Die Mauer als Symbol des Scheiterns

Der Bau solcher Bollwerke hat zur Zeit Hochkonjunktur/ Israels „Sperranlage“ als abschreckendstes Beispiel

Mauern sind wieder „in“. Hatte man 1989 beim Fall der Berliner Mauer geglaubt, das Zeitalter der Mauern sei mit dem Ende des Kalten Krieges und dem Einreißen des Eisernen Vorhanges endgültig vorbei, so war das ein großer Irrtum. Obwohl die Welt durch überstaatliche Institutionen, globalen Handel, digitale Kommunikation und Massentourismus „entgrenzt“ worden ist, erlebt der Mauerbau schon seit Jahren eine Renaissance. Man denkt beim Nennen des Begriffs Mauer natürlich zuerst an Donald Trump und sein Mega-Vorhaben, die US-Grenze zu Mexiko mit einer monumentalen Sperranlage zu versehen. Aber das ist – neben Israels Mauer durch das Westjordanland und (zusammen mit Ägypten als Partner) um den Gazastreifen – nur das auffälligste Projekt. Insgesamt gibt es gegenwärtig 70 aus politischen Gründen errichtete Mauern auf der Welt – die immateriellen, also unsichtbaren gar nicht mitgezählt wie etwa die Mauer um die „Festung Europa“, die einen weiteren Zustrom von Migranten verhindern soll.

Das Motiv, Mauern zu bauen, ist immer dasselbe: „Sicherheit“ schaffen.
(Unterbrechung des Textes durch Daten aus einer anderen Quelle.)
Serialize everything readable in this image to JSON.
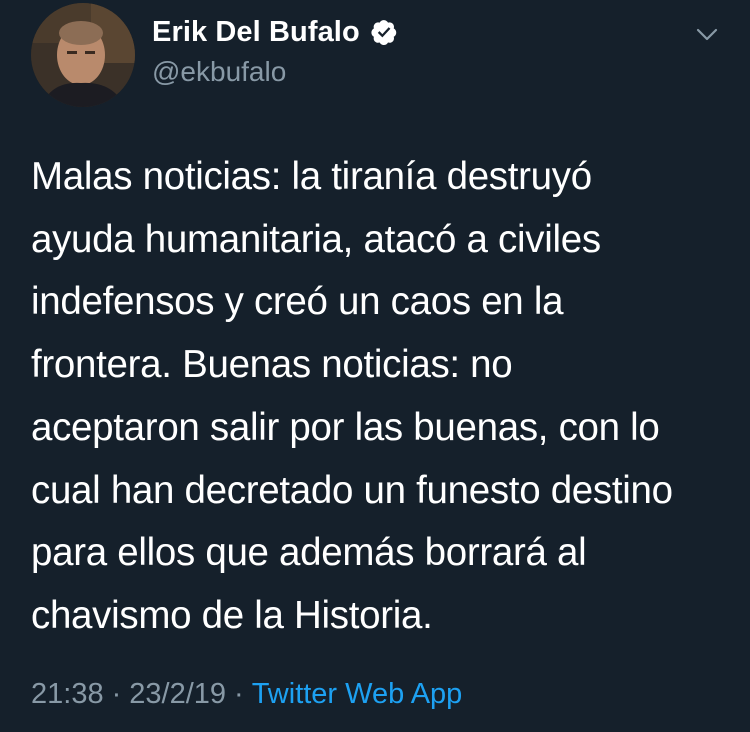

Genau gesagt: eine gefühlte Sicherheit vor einer gefühlten Bedrohung, denn die Globalisierung, die weltweiten Kapitalflüsse, die digitale Vernetzung und der Zuzug von Geflüchteten und Migranten lösen offensichtlich Ängste vor der Bedrohung der individuellen und kollektiven (nationalen) Identität aus, die man glaubt, nur durch Abschottung – also das Errichten von Mauern – überwinden zu können. Schon im Jahr 2009 hatte die amerikanische Politologin Wendy Brown ein sehr kritisches Buch über das Phänomen Mauer geschrieben („Mauer. Die neue Abschottung und der Niedergang der Souveränität“), das jetzt in Deutschland wegen der Aktualität des Themas eine Neuauflage erlebt hat.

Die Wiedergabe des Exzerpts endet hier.